A notícia mais quente da semana não é o julgamento dos matadores de Knutby, que começou na terça-feira (leia post “Drama sob os olhos de Deus”, do dia 13 de maio, logo abaixo), mas o furo que o programa de TV “Kalla Fakta” da TV4 deu na segunda-feira: dois egipcios, Ahmed Agiza e Muhammed Al Zery, que moravam na Suécia com suas famílias, foram mandados de volta pro Egito em 2001, onde foram presos e torturados.

O problema é que agentes da CIA levaram Agiza e Al Zery para o Egito sob suspeita de terrorismo. Deixa eu repetir: eles eram suspeitos e foram retirados daqui por agentes da CIA, em pleno solo sueco. O serviço secreto sueco, chamado - pasmem! - Säpo [séépo], apoiou os representantes da agência americana, numa ação que coloca em jogo a credibilidade sueca como país onde os direitos humanos são respeitados.

Cerca de oito agentes americanos mascarados revistaram cuidadosamente Agiza e Al Zery em uma sala no aeroporto de Bromma, perto de Estocolmo. Os dois tiveram suas roupas cortadas em pedaços para evitar que as algemas tanto das mãos quanto dos pés fossem retiradas. Os agentes colocaram então fraldas e macacões azuis nos dois homens.

O pior é que ninguém sabe o que aconteceu com Agiza e Al Zery. Quer dizer, ninguém sabe o que aconteceu com eles depois de terem sido presos e torturados. Disso não há dúvidas. Ambos haviam procurado asilo na Suécia e deixaram suas famílias pra trás. Organizações de direitos humanos, como a Amnesty International, criticam muito a decisão sueca de abrir suas portas para agentes americanos sem que nenhum tipo de julgamento tenha sido feito.

Está lá no relatório de 2002 da Amnesty International sobre tortura na Europa:

“In some countries asylum-seekers were forcibly returned after their asylum claims had been rejected in an unfair procedure. This was the case in Sweden when two Egyptian men were forcibly returned despite concerns that they would be at grave risk of torture and unfair trial in Egypt.”

Tudo bem que o mundo mudou depois de setembro 2001. Não discuto a necessidade de que terroristas de todas as espécies sejam presos, mas esse tipo de ação num país de Primeiro Mundo como a Suécia é uma surpresa difícil de engolir. Será que alguém já ouviu falar de soberania? Que vergonha!

Filed under: Europa & Escandinávia,Notícias do primeiro mundo — Maria Fabriani @ 19:36

May 7, 2004

Notícias do Primeiro Mundo IV

Um terço dos suecos nascidos fora da Suécia sofre discriminação

Um terço dos cidadãos suecos nascidos fora do país sofre discriminação, principalmente no mercado de trabalho. Essa foi a conclusão de uma pesquisa realizada por escritórios anti-discriminação em quatro cidades suecas. Os mais discriminados são pessoas nascidas em países da África, da Ásia e da América do Sul.

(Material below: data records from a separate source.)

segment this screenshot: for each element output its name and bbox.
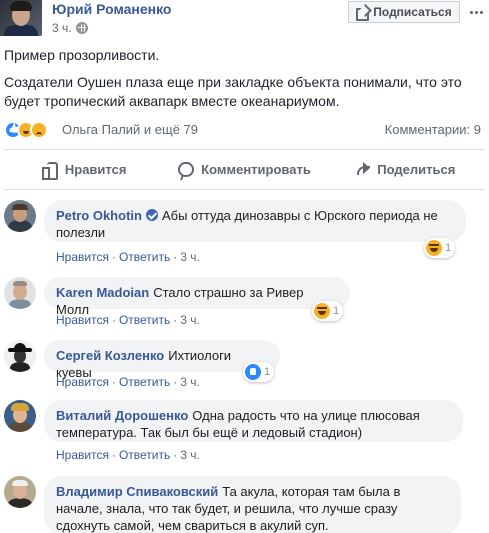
post-time[interactable]: 3 ч. (52, 21, 72, 35)
commenter-avatar[interactable] (4, 200, 36, 232)
comment-actions: Нравится · Ответить · 3 ч. (56, 250, 200, 264)
comment-actions: Нравится · Ответить · 3 ч. (56, 313, 200, 327)
reaction-icons[interactable] (4, 121, 48, 139)
comment-bubble: Владимир Спиваковский Та акула, которая т… (44, 476, 461, 533)
commenter-avatar[interactable] (4, 400, 36, 432)
comment-time[interactable]: 3 ч. (180, 375, 200, 389)
comment-author[interactable]: Виталий Дорошенко (56, 408, 188, 423)
share-icon (354, 162, 371, 176)
commenter-avatar[interactable] (4, 476, 36, 508)
thumbs-up-icon (41, 161, 58, 180)
comment-author[interactable]: Karen Madoian (56, 285, 149, 300)
subscribe-button[interactable]: Подписаться (348, 1, 460, 23)
reaction-count: 1 (445, 242, 452, 254)
reaction-count: 1 (333, 305, 340, 317)
globe-icon (75, 22, 88, 34)
comment-bubble: Petro Okhotin Абы оттуда динозавры с Юрск… (44, 200, 466, 242)
comment-reply-link[interactable]: Ответить (119, 448, 170, 462)
like-button[interactable]: Нравится (4, 152, 164, 186)
more-options-icon[interactable] (467, 4, 485, 20)
post-text: Пример прозорливости. Создатели Оушен пл… (4, 46, 484, 119)
comment-count[interactable]: Комментарии: 9 (385, 122, 481, 137)
post-text-line-2: Создатели Оушен плаза еще при закладке о… (4, 74, 462, 109)
comment-author[interactable]: Petro Okhotin (56, 208, 142, 223)
comment-like-link[interactable]: Нравится (56, 313, 109, 327)
commenter-avatar[interactable] (4, 340, 36, 372)
reactions-summary: Ольга Палий и ещё 79 Комментарии: 9 (4, 121, 485, 139)
comment-actions: Нравится · Ответить · 3 ч. (56, 375, 200, 389)
comment-icon (178, 161, 195, 177)
subscribe-icon (356, 7, 370, 21)
comment-time[interactable]: 3 ч. (180, 250, 200, 264)
sad-reaction-icon (30, 121, 48, 139)
comment-reply-link[interactable]: Ответить (119, 313, 170, 327)
like-reaction-icon (245, 364, 261, 380)
share-label: Поделиться (377, 161, 456, 177)
subscribe-label: Подписаться (373, 5, 452, 19)
author-avatar[interactable] (0, 0, 42, 36)
author-name[interactable]: Юрий Романенко (52, 1, 171, 17)
comment-reactions[interactable]: 1 (312, 301, 344, 321)
comment-label: Комментировать (201, 161, 311, 177)
post-text-line-1: Пример прозорливости. (4, 47, 160, 63)
divider (4, 149, 485, 150)
comment-like-link[interactable]: Нравится (56, 250, 109, 264)
comment-reply-link[interactable]: Ответить (119, 250, 170, 264)
comment-author[interactable]: Владимир Спиваковский (56, 484, 218, 499)
comment-reactions[interactable]: 1 (424, 238, 456, 258)
reaction-names[interactable]: Ольга Палий и ещё 79 (62, 122, 198, 137)
comment-actions: Нравится · Ответить · 3 ч. (56, 448, 200, 462)
post-meta: 3 ч. (52, 21, 88, 35)
comment-reply-link[interactable]: Ответить (119, 375, 170, 389)
commenter-avatar[interactable] (4, 277, 36, 309)
haha-reaction-icon (314, 303, 330, 319)
share-button[interactable]: Поделиться (325, 152, 485, 186)
comment-time[interactable]: 3 ч. (180, 448, 200, 462)
comment-time[interactable]: 3 ч. (180, 313, 200, 327)
comment-bubble: Виталий Дорошенко Одна радость что на ули… (44, 400, 463, 442)
comment-author[interactable]: Сергей Козленко (56, 348, 164, 363)
post-action-row: Нравится Комментировать Поделиться (4, 152, 485, 186)
post-header: Юрий Романенко 3 ч. Подписаться (0, 0, 489, 36)
divider (4, 189, 485, 190)
comment-button[interactable]: Комментировать (164, 152, 324, 186)
comment-reactions[interactable]: 1 (243, 362, 275, 382)
haha-reaction-icon (426, 240, 442, 256)
reaction-count: 1 (264, 366, 271, 378)
verified-badge-icon (145, 209, 158, 221)
like-label: Нравится (64, 161, 127, 177)
comment-bubble: Karen Madoian Стало страшно за Ривер Молл (44, 277, 350, 317)
comment-like-link[interactable]: Нравится (56, 448, 109, 462)
comment-like-link[interactable]: Нравится (56, 375, 109, 389)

- É trágico que tantas pessoas sejam discriminadas na Suécia de hoje. Tanto os políticos quanto a sociedade em geral deve reagir contra isso, afirma Jabar Amin, que trabalha no escritório anti-discriminação de Umeå. O relatório teve como base uma enquete com 25 perguntas que foi enviada para 4 mil pessoas nascidas fora da Suécia e que moram em Estocolmo (sudeste), Gotemburgo (sudoeste), Norrköping (centro) e Umeå (norte).

Nada menos do que 37% - pouco mais de um terço - afirma já ter se sentido discriminado pelo menos uma vez nos últimos três anos. Do total de respostas vindas de cidadãos suecos nascidos na África, 54% já se sentiram discriminados. Em outro grupo, o de suecos nascidos em outros países escandinavos (Noruega, Dinamarca, Finlândia ou Islândia), 14% afirmaram já terem sido objeto de discriminacão.

A forma mais comum de discriminação acontece no mercado de trabalho, seguida de perto pelo setor de entretenimento (restaurantes/pub/discotecas), por empresas de aluguel de apartamentos e, por fim, no segmento de saúde.


Preciso comentar?
Link pra matéria (em sueco).

PS.: Mas hoje eu estou bem. Fiquei sabendo de notícias de uma amiga muito querida e senti que ela está no caminho de volta, se recuperando depois de uma perda difícil. Fiquei feliz em ler o email da minha amiga, de sentir a vibração de uma das pessoas mais doces que conheço e que está se recuperando. Força, queridoca!